2. How can we honor our histories without mythologizing them? How do I honor my heritage without romanticizing it? How do I negotiate the tension between belonging to a community (or family) and being critical of that community? In my own theoretical work, these questions are connected to the feminist movement and the need for feminists to have a critical, yet respectful, connection to the past, present and future of feminism and its communities. I have been interested in exploring how feminists can recognize and be critical of the limitations and the dangers (exclusion, essentialisim, etc.) of feminism and its theories and use that critique to transform the movement in ways that honor the larger goals of feminists without repeating their mistakes. In this film, these issues will be addressed through an examination of my place in the history of amazing Puotinen women. My goal will be to honestly, critically and respectfully tell their stories. And, to explore ways in which those stories and the traditions and goals that they embody can be honored and continued in new and possibly better ways.

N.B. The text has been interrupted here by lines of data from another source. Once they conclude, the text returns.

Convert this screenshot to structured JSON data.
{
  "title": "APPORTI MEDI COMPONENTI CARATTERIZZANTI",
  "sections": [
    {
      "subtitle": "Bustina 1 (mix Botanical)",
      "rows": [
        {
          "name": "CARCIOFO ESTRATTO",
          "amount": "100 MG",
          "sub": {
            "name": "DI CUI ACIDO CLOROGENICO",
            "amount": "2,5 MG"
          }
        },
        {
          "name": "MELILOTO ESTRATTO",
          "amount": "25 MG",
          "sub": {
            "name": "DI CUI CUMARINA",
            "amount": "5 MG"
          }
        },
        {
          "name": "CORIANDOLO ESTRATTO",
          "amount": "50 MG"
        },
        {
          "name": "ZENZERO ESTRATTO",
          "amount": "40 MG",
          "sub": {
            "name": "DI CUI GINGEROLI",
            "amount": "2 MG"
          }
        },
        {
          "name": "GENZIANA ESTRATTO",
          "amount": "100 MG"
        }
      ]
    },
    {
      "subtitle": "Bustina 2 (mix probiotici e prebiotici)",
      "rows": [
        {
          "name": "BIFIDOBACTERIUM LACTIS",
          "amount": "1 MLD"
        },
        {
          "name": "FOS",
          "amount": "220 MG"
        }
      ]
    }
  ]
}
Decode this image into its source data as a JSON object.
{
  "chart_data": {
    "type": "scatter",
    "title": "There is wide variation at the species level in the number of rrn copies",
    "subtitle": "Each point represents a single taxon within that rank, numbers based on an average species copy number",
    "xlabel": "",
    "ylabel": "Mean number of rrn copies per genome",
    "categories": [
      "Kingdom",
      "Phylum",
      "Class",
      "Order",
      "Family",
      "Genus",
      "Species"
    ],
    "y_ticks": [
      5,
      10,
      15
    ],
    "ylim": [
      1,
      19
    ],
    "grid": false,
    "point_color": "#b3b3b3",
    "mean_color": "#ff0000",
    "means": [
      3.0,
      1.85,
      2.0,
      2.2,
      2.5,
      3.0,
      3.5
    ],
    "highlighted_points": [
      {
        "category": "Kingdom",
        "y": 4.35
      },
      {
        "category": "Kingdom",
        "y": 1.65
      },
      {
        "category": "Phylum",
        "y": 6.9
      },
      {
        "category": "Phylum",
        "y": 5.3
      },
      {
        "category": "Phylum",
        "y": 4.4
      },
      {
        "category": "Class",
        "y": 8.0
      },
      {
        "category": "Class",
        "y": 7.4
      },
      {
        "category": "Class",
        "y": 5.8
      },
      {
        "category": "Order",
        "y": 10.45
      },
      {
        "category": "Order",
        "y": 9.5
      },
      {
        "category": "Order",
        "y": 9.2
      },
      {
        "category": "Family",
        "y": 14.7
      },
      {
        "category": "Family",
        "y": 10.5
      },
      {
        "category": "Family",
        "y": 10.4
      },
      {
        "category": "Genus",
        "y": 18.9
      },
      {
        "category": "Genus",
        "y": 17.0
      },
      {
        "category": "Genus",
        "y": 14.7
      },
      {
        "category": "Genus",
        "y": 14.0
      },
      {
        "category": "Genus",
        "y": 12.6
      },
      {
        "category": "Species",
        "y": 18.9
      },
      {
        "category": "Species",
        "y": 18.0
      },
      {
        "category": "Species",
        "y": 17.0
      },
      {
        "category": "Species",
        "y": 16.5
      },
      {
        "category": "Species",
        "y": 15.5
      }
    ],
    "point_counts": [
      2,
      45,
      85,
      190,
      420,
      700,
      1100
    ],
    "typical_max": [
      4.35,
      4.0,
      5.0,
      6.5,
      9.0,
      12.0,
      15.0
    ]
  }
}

3. How is my identity/identities connected to a desire for a heritage/ history and a sense of belonging? How and why is that belonging inextricably tied to land? How is my own story told geographically and spatially, through the family farmhouse and land? Although there are a number of ways in which these questions connect with my work (including home as metaphor for identity), I am particularly interested in the ways in which the physical homespace and land function as storytellers. In a sense, the farmland and its buildings are a story that documents the history of the Puotinen family. But, this land does not simply tell my (or my family’s) story. It tells its own story, one in which I must fit my story.With this in mind, I have entitled this film project,The Farm:An Autobiography.And, I hope to explore and experiment with the ways in which the land and the farmhouse are an important part of my autobiography and the biographies of Puotinen women.